Member of the West Virginia House of Delegates
- In office December 1, 2022 – February 28, 2026
- Preceded by: Redistricting
- Succeeded by: Donald Bennett
- Constituency: 94th district
- In office December 1, 2018 – December 1, 2020
- Preceded by: Saira Blair
- Succeeded by: Ken Reed
- Constituency: 59th district
- In office December 1, 2010 – December 1, 2014
- Preceded by: Craig Blair
- Succeeded by: Saira Blair
- Constituency: 59th district (2012–2014) 52nd district (2010–2012)

Personal details
- Born: January 27, 1948 Chambersburg, Pennsylvania, U.S.
- Died: February 28, 2026 (aged 78) Charleston, West Virginia, U.S.
- Party: Republican
- Education: Hagerstown Community College (AS) Frostburg State University (BS)
- Website: larrykump.com

= Larry Kump =

American politician (1948–2026)

Larry Douglas Kump (January 27, 1948 – February 28, 2026) was an American politician who served as a member of the West Virginia House of Delegates, representing district 94 from 2022 until his death in 2026. He previously served in the chamber from 2010 to 2014 and again from 2018 to 2020.

==Early life and education==
Kump was born in Chambersburg, Pennsylvania, on January 27, 1948. He earned an associate degree from Hagerstown Community College and a Bachelor of Science degree in political science from Frostburg State University.

==Career==
In 2010, when Representative Craig Blair ran for the West Virginia Senate and left his seat open, Kump was unopposed for the May 11, 2010, Republican primary, winning with 728 votes, and won the November 2, 2010, General election with 3,735 votes (57.1%) against Democratic nominee Michael Roberts, who had run for the seat in 2008.

In 2012, Kump was redistricted to the 59th district.

In 2014, Kump lost the primary to Saira Blair by a vote of 54.5 percent to 45.5 percent.

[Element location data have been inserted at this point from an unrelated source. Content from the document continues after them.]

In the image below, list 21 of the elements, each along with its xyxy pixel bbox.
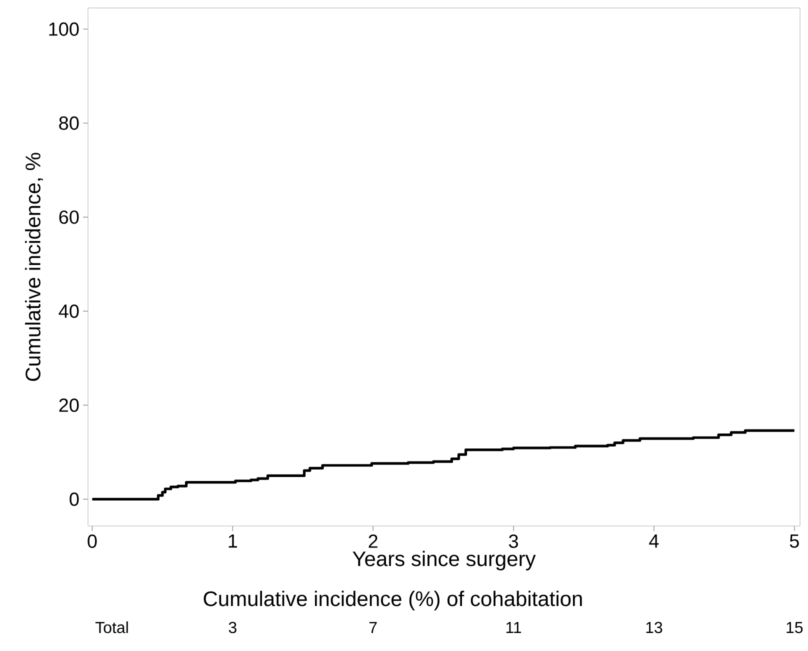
text: Cumulative incidence (%) of cohabitation: [204, 590, 582, 610]
text: 13: [646, 622, 662, 634]
x-tick-label: 0: [88, 534, 97, 548]
y-tick-label: 40: [58, 304, 79, 318]
x-tick-label: 5: [790, 534, 799, 548]
y-tick-label: 80: [59, 116, 79, 130]
y-axis-title: Cumulative incidence, %: [25, 152, 43, 381]
text: 3: [228, 622, 236, 634]
text: 11: [506, 622, 522, 633]
text: Total: [95, 621, 128, 634]
text: 7: [369, 622, 377, 633]
y-tick-label: 20: [59, 398, 79, 412]
x-tick-label: 3: [508, 534, 518, 548]
y-tick-label: 0: [70, 492, 79, 506]
y-tick-label: 100: [49, 22, 79, 36]
y-tick-label: 60: [59, 210, 79, 224]
x-tick-label: 2: [368, 534, 378, 548]
x-tick-label: 1: [228, 534, 238, 548]
text: 15: [786, 622, 803, 634]
x-axis-title: Years since surgery: [352, 550, 536, 570]
x-tick-label: 4: [649, 534, 659, 548]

Kump said that he was not surprised he lost, citing his independent voting record and the desire of the district's Republicans to be represented by a Delegate who would conform better to the party line.

In the 2016 election, Kump ran for the 15th District seat in the West Virginia Senate, held by fellow Republican Craig Blair. Kump was defeated by 9,823 votes (67.77%) to 4,671 (32.23%).

In the 2018 election, Kump ran for the 59th District seat in the West Virginia House of Delegates, defeating Democrat John Isner by a vote of 62.0 percent to 38.0 percent. Kump was defeated for reelection in the 2020 Republican primary by Ken Reed, 57.32% to 42.68%.

Kump won the 2022 Republican primary for House Of Delegates in the 94th District with two-thirds of the vote in a three-person race. He was reelected unopposed in the general election.

Kump was a candidate for reelection at the time if his death.

==Death==
Kump died at a hospital in Charleston, West Virginia on February 28, 2026, at the age of 78, while still in office.